Despite this hostility to religious bodies they considered heterodox, all the American bishops of the 19th century were disestablishmentarians. Still, as Carrington and Smith assert, they did not want to banish Christianity from the public square—rather, they believed that as prelates they “had a duty to not only speak to the civil order, but do so regularly.” For them, Church served as the conscience of Republic. As such, they did not seek to “democratize the Episcopal Church, but instead brought the Episcopal Church to the democratic frontier and created an enduring and uniquely American expression of High Church Anglicanism in what became the American Midwest.”
One of the things that distinguishes Carrington and Smith’s bishops from latter-day postliberals and religious nationalists is their ability to think constitutionally. Rather than grasping after power to try to force the Republic to live according to their particular vision of virtue, they sought to build a series of institutions within the existing regime that could supply it with a greater sense of meaning rooted in faith. This is not a neutral or merely procedural liberalism, but rather participation in a wider public deliberation about the nature of the good life. Episcopal bishops, put another way, practiced the virtues of “reflection and choice” that Publius famously described in Federalist No. 1. They achieved so much over the course of the 19th century precisely because they understood that society is constituted by so much more than political power.

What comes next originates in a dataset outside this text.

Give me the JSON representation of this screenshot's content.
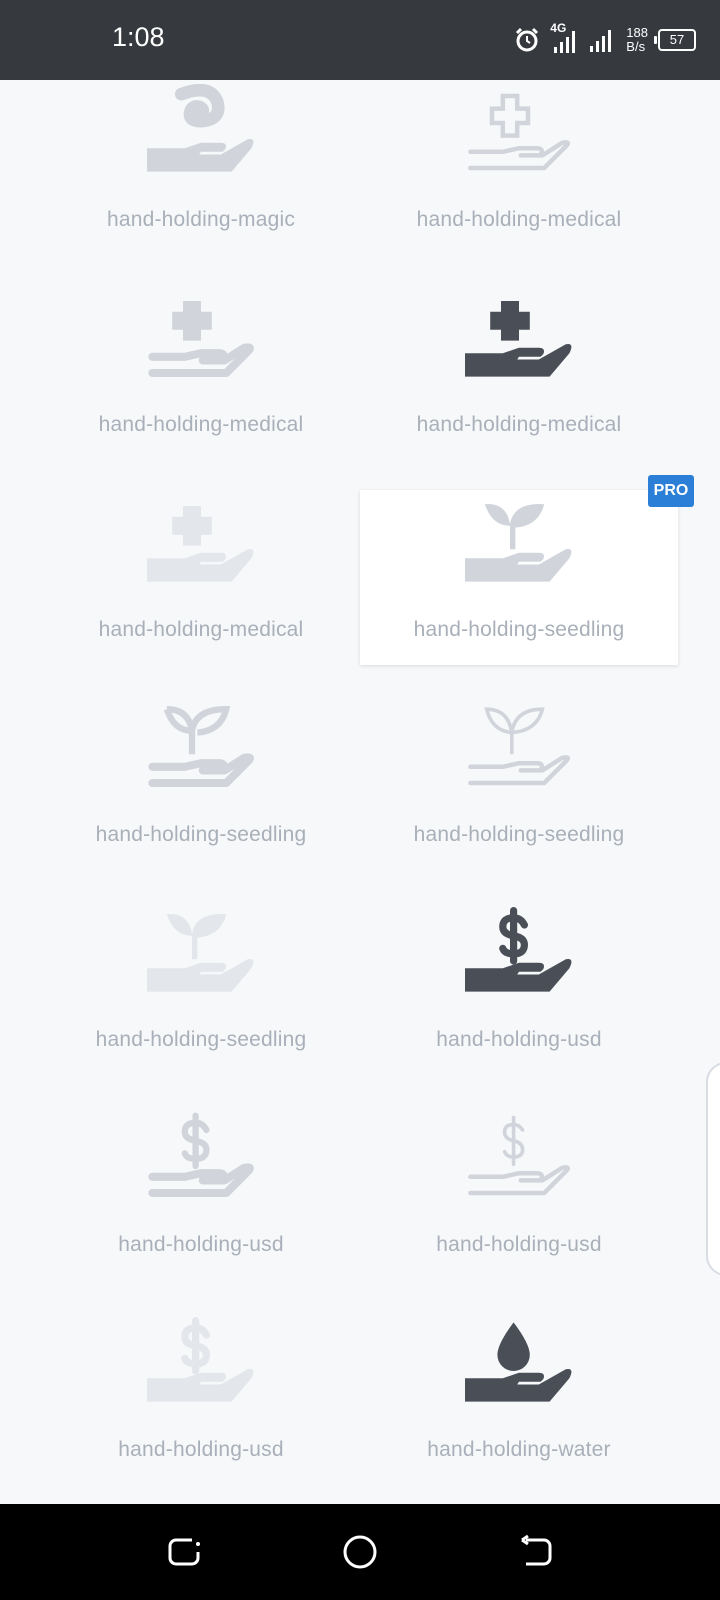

In many respects, Carrington and Smith’s efforts to recover the Protestant Episcopal Church’s historic political theology resemble conservative luminary Russell Kirk’s own attempts in one of his final books to articulate America’s British Culture. While the Michigander acknowledged that the majority of Americans did not descend directly from the English-speaking peoples, he maintained that “the principal features of the culture within which they have their being are British in origin.” From the common law to the unofficial national language, our traditions largely encompass a philosophical notion of freedom first developed on the British Isles. Kirk believed that such a “culture is in perennial need of renewal” and that it cannot “survive and prosper merely by being taken for granted; active defense always is required, and imaginative growth, too.”

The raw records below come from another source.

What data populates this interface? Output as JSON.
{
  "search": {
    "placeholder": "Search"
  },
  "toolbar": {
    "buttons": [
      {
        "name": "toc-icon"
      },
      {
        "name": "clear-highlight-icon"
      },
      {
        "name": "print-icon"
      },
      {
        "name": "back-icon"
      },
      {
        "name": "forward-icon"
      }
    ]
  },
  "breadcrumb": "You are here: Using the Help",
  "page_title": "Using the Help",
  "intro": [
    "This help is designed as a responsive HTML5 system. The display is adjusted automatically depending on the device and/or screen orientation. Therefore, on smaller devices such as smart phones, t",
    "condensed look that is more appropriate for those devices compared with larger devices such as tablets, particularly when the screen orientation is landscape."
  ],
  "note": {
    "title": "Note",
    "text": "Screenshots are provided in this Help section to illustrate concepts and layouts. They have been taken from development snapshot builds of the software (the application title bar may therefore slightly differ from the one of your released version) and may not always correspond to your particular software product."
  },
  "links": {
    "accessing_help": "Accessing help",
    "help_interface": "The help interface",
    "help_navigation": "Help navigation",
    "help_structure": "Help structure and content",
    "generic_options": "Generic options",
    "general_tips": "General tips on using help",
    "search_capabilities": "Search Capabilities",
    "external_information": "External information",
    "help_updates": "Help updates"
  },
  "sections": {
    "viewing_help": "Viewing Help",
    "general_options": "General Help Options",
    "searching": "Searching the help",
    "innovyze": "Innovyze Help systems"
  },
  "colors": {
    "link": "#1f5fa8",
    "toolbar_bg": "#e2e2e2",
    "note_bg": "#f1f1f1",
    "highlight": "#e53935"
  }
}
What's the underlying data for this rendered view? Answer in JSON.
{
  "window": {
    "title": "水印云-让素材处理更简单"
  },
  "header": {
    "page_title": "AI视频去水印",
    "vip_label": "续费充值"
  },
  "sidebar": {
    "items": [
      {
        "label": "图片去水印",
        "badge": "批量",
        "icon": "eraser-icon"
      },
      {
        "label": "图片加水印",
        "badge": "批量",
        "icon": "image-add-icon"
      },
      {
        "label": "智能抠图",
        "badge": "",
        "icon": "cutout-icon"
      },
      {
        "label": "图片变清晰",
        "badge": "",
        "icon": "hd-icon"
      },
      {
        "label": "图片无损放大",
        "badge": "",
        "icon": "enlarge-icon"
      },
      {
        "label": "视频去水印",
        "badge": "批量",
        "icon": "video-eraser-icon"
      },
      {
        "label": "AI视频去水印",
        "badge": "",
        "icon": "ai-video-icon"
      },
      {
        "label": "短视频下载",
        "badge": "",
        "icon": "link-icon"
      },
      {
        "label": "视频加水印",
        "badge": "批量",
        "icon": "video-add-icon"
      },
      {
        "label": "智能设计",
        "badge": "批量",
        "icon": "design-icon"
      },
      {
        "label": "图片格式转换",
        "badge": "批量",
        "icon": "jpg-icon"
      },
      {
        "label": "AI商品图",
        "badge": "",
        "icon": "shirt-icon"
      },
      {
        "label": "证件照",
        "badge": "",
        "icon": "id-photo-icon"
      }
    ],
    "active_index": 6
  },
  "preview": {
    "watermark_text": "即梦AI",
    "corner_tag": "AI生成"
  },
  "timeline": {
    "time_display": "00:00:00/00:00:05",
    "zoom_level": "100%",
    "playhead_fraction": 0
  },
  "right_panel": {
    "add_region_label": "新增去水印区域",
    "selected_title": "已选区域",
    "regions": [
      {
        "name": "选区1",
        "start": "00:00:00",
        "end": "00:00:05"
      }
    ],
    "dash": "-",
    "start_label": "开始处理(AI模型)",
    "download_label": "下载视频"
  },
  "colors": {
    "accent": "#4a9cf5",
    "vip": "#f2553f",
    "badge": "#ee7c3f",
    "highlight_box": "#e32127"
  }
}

By recovering the almost-lost stories of these bishops of the Early Republic, Carrington and Smith have done much to, borrowing a phrase from Kirk, “brighten the cultural corner where we find ourselves.” Not only can That Blessed Liberty provide historical resources to help the North American Anglicans of today, but it also gives churchmen of all denominations a better sense of what it means to be faithful in a distinctly republican context. This is a vital contribution to the history of American religion, and its authors deserve much praise for their pious efforts.